Alejandro Bellido. Paseaba por Punta Umbría el sábado pasado, y enseguida me di cuenta. Fue mientras cruzaba la calle Ancha. Hacía calor aún, todo el mundo iba en manga corta y paseaba o tomaba una cerveza en las terrazas de los bares aprovechando la demora del otoño. Parecía verano, podríamos decir. Pero no: eran solo las sobras de aquel tiempo, más pleno, más feliz. Había algo en el ambiente que lo decía. Se notaba en los viandantes y en los que pasaban la tarde al fresco tomando algo. Se notaba en el cansancio de sus rostros, en las ojeras enormes apenas tapadas por las gafas de sol.
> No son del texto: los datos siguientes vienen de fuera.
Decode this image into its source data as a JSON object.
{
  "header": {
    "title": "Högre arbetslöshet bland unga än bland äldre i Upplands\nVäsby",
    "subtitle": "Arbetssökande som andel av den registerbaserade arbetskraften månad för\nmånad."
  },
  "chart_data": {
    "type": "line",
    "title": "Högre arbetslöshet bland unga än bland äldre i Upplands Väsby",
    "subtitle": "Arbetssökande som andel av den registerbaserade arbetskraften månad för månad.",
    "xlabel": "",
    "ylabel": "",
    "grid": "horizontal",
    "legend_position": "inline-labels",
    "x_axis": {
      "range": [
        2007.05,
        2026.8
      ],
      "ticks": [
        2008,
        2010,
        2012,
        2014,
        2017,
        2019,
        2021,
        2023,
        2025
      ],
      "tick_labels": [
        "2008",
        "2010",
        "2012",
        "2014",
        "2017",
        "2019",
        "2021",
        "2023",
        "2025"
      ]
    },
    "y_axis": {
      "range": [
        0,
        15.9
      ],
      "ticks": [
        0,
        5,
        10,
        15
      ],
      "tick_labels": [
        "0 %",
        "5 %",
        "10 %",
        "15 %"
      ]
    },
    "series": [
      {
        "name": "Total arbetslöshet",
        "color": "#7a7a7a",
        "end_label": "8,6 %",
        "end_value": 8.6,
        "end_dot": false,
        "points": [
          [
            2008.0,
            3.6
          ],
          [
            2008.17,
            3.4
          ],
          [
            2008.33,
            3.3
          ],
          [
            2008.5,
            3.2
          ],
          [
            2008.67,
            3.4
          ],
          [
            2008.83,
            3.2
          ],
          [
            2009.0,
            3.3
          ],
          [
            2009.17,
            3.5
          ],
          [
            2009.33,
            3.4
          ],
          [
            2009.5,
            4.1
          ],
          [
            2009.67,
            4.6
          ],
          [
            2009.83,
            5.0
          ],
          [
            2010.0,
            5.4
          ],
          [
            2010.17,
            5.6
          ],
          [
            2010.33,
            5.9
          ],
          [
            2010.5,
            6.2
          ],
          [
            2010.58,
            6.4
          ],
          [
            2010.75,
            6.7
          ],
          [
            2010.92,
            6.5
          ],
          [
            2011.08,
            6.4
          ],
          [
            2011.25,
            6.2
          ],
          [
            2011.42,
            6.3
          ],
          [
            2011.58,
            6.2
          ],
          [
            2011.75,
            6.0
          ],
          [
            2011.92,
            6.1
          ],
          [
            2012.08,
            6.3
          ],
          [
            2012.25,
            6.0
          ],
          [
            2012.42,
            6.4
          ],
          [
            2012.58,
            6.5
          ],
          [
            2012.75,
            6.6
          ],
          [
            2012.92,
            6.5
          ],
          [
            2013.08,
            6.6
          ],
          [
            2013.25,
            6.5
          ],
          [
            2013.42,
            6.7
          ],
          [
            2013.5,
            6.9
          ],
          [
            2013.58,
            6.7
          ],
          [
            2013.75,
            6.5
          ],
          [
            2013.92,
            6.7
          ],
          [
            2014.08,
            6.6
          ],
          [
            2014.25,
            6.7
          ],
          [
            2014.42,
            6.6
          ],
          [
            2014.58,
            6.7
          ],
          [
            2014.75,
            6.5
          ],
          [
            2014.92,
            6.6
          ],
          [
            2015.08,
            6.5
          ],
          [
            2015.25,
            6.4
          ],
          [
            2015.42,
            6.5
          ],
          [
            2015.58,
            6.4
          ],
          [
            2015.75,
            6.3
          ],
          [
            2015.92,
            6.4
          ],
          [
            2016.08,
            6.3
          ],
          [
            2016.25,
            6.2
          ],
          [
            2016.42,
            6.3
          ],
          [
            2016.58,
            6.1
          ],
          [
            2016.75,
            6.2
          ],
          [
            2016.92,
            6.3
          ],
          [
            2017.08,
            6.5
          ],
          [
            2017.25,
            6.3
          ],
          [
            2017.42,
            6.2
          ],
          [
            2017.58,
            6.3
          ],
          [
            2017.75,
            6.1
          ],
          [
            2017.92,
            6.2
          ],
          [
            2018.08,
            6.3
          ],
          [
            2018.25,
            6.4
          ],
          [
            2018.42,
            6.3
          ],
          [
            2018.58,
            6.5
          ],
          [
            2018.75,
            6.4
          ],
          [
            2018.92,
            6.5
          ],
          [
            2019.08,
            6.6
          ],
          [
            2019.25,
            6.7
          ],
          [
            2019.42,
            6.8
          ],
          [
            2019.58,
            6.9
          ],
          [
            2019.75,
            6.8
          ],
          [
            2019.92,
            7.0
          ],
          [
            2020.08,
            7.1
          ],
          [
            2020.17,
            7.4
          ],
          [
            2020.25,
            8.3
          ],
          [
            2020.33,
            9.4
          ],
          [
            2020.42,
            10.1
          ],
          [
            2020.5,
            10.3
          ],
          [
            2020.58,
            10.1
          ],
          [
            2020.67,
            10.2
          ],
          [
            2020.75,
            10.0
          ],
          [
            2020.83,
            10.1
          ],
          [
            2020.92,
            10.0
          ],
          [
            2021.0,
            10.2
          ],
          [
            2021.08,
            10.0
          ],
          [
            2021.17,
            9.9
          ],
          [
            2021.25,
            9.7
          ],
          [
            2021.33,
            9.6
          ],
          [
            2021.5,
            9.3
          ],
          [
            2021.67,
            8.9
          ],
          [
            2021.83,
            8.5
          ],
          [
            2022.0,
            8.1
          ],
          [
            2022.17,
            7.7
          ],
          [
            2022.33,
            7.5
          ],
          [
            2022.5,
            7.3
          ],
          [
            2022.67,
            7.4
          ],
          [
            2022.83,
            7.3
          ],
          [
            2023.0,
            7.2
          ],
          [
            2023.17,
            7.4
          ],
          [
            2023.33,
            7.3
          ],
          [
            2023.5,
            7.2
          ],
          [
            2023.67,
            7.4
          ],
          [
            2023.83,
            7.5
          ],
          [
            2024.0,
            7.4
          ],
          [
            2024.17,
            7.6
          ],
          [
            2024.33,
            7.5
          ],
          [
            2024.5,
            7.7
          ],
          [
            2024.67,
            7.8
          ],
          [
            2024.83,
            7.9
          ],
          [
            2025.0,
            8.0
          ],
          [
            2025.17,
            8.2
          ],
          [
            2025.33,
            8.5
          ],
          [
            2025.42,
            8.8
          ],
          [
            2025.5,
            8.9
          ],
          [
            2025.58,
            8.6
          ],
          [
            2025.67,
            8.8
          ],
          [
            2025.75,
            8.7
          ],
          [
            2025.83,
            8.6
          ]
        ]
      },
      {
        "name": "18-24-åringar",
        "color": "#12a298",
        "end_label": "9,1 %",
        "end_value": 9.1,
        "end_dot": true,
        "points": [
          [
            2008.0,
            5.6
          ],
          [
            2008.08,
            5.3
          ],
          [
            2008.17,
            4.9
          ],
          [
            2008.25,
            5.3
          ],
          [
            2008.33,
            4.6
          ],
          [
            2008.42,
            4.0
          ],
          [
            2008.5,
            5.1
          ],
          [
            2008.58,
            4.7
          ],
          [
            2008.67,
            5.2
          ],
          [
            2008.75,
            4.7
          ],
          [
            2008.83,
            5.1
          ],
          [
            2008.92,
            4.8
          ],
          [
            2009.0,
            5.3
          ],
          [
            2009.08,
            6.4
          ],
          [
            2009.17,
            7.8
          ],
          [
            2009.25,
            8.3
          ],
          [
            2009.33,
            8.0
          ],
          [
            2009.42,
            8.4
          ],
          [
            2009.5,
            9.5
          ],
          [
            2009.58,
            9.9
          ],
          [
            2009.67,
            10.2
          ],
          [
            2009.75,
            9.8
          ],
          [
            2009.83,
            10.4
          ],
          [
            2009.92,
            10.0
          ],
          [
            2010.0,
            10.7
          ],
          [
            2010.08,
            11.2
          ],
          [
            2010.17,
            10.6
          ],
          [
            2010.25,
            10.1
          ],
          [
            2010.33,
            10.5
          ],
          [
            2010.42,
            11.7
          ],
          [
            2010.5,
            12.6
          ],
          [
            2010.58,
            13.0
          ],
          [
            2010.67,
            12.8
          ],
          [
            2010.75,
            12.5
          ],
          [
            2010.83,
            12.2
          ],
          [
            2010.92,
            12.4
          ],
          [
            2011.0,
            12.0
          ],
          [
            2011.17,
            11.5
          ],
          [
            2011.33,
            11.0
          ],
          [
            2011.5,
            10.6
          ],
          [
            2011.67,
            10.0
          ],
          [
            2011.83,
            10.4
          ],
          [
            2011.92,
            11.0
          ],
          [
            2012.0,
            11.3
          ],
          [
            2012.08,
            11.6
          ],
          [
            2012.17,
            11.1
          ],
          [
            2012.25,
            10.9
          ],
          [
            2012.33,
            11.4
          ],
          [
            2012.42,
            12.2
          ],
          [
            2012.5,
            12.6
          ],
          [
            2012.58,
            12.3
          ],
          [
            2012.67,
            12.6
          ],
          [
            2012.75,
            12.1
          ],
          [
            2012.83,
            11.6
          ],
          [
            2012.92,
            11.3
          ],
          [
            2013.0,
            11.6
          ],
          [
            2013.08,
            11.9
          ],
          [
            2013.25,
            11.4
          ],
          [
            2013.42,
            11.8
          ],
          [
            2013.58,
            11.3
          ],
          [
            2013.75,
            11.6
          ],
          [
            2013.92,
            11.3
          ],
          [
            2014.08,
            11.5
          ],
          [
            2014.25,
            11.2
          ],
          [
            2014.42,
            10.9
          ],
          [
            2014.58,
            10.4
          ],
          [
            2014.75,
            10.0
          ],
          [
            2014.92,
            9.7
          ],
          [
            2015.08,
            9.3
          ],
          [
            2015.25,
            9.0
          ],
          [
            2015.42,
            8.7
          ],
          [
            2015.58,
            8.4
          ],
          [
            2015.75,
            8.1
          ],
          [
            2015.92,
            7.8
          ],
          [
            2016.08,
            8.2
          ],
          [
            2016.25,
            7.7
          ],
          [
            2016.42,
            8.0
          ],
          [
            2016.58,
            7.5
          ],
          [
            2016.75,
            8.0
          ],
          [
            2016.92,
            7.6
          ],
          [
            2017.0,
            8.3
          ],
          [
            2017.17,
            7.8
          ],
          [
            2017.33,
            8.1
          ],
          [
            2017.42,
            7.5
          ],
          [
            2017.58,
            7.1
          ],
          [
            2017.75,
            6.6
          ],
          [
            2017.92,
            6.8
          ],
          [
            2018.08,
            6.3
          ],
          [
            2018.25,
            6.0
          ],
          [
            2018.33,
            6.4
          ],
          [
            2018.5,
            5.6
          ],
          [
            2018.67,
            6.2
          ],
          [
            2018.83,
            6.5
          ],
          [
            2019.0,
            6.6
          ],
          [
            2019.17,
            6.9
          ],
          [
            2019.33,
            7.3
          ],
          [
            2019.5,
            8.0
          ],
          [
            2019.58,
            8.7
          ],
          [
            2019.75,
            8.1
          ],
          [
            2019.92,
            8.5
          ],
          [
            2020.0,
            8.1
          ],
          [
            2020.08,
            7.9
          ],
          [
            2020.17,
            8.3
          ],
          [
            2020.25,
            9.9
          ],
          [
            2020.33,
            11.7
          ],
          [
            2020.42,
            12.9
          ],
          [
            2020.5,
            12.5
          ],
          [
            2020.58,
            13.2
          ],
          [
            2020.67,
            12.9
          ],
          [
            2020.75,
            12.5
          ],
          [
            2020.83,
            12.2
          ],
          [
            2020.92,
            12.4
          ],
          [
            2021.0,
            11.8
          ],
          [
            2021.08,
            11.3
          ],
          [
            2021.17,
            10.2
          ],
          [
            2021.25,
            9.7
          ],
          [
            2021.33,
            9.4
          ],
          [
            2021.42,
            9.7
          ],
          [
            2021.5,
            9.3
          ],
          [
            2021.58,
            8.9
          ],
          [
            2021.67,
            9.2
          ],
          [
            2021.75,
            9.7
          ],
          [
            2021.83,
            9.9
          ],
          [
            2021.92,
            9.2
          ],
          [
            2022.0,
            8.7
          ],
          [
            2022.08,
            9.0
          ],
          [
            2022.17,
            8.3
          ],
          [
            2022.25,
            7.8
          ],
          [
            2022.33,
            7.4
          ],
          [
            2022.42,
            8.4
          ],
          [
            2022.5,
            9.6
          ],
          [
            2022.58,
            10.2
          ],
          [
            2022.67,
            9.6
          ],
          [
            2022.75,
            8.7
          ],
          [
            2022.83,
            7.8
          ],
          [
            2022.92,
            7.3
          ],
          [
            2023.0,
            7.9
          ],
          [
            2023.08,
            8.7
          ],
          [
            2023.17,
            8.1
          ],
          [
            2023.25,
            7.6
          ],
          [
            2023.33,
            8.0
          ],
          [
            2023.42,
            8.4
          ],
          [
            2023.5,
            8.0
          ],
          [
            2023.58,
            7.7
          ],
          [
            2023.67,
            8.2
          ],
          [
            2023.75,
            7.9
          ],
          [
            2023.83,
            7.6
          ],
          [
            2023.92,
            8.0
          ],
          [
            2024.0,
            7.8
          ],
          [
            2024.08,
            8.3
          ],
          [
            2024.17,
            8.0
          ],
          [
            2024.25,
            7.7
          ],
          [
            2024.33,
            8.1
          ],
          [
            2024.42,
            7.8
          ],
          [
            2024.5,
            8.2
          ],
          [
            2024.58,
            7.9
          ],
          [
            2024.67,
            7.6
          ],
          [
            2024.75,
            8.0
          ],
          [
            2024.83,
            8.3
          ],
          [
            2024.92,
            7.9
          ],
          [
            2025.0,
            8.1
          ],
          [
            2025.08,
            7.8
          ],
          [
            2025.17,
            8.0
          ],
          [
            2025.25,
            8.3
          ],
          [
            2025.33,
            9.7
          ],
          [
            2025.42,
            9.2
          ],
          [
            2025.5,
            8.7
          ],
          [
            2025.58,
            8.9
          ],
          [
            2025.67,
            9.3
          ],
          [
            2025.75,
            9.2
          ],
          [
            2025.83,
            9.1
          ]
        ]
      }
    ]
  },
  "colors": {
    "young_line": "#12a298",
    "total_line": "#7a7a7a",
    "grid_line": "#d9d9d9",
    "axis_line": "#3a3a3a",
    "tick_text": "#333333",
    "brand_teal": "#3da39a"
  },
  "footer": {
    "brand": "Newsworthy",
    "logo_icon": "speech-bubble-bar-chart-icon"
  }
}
Se había acabado el verano, y les había tocado ya volver a la triste normalidad. Y, sobre todo, lo decía la falta de ajetreo. La carencia notable de ese bullicio ocioso que a esas horas, hasta hace muy poco, poblaba la arteria principal del pueblo y la colmaba de alegría. Ahora, no había un ápice de aquella ociosidad, sino un cierto movimiento perezoso de gente aletargada por el trabajo, por los compromisos, por los problemas con la burocracia, por los niños en el colegio… En resumen, por esa picadora de carne que llamamos rutina.
Punta Umbría parecía un lugar en standby, en espera: estaba entre un atrezo desangelado, polvoriento, que esperase a los actores para rodar esa película que nos dijese que la vida es bella; y una orilla seca que ansiase la subida fresca de la marea. Esa marea que le traería de nuevo esos paseos sin rumbo por la plaza Pérez Pastor. Esos adolescentes afiebrados que volverían a bordar en letras de oro algún amor inolvidable en su memoria. Las familias encantadas celebrando en un marco perfecto la llegada de un nuevo miembro, ese que vendría a alegrar algo después la Navidad, antes tan triste, tan llena de ausencias. Esas parejas de ancianos paseando por la ría, hablando de que ya mañana al fin llegarían los nietos, ese otro verano.
Todo eso se había desvanecido. Y mientras tanto, Punta era un lugar que dormitaba y dormitaba. Como dijo el poeta: “¡Cuánta nota dormía en sus cuerdas / como el pájaro duerme en la rama / esperando la mano de nieve / que sabe arrancarlas!”. Esa mano de nieve que, en medio de una oficina o de una clase de Matemáticas, aún tiembla, estremecida, con el recuerdo de esa melodía.